Le 14 était l'anniversaire de la prise de la Bastille et de la fédé– ration. La fête, ce qui était très-significatif, se composa uniquement des cérémonies officielles. Un cortége formé sur les ruines de la Bastille, mais composé uniquement, d'après le Moniteur, des officiers municipaux, des députés des sections, de vingt-quatre membres de l'assemblée nationale, et de la garde nationale, se rendit au champ de Mars. L'évêque de Paris officia sur l'autel de la patrie; on chanta un Te Deum. Le soir, Paris fut illuminé sur l'invitation du corps municipal. (Moniteur.)

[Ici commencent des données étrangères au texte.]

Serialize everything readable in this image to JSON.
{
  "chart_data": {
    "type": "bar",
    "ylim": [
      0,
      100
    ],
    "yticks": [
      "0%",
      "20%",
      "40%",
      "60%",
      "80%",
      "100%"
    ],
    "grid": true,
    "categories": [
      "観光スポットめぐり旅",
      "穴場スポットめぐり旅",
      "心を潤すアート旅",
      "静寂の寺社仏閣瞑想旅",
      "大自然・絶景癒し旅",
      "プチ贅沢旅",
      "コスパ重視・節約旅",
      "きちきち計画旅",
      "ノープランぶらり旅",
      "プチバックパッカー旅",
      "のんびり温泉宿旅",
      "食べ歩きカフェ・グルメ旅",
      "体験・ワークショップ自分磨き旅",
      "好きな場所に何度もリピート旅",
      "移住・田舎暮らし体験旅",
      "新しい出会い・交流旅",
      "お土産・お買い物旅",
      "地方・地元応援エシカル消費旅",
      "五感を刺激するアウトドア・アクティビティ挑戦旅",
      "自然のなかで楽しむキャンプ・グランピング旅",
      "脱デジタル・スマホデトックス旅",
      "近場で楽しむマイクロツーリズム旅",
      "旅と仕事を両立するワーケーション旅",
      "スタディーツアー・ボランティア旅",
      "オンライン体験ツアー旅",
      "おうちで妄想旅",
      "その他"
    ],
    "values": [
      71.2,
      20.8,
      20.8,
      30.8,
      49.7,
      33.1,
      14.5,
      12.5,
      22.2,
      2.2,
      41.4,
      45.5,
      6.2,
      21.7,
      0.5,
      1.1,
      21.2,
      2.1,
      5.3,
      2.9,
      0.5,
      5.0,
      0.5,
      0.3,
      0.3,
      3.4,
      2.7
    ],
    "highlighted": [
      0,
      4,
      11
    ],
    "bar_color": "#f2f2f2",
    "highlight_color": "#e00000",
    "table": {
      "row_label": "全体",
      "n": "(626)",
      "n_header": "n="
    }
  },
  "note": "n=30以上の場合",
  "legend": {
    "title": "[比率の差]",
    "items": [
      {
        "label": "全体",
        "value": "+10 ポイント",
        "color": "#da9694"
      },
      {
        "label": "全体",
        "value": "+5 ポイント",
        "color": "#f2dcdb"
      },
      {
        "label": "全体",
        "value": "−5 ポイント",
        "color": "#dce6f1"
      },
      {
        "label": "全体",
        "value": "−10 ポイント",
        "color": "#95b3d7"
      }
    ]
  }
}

On peut considérer encore comme un des moyens employés pour distraire l'opinion publique de la question brûlante du moment, la publication de la liste des candidats au titre de gouverneur du dauphin qui fut publiée et affichée par ordre de l'assemblée nationale. On y remarquait, parmi une centaine de noms, ceux-ci d'Allonville; l'abbé Auger; Bernardin de Saint-Pierre; Berquin; Beugnot; Bigot de Préameneu; l'abbé Bossu; Bourbon-Conti; Cérutti; Emmanuel de Coëtlogon; Condorcet; Dacier; Devon de Forbonnai ; Ducis; Guyton-Morveau; Héraut de Sechelles; Jourdan; Kersaint; Lametherie; Malesherbes; Mollien; Monge; Montbel; Necker; Pastoret ; Quatremère de Quincy; Lacépède; Saint-Martin ; Ségur; Servan; l'abbé Sicard; etc.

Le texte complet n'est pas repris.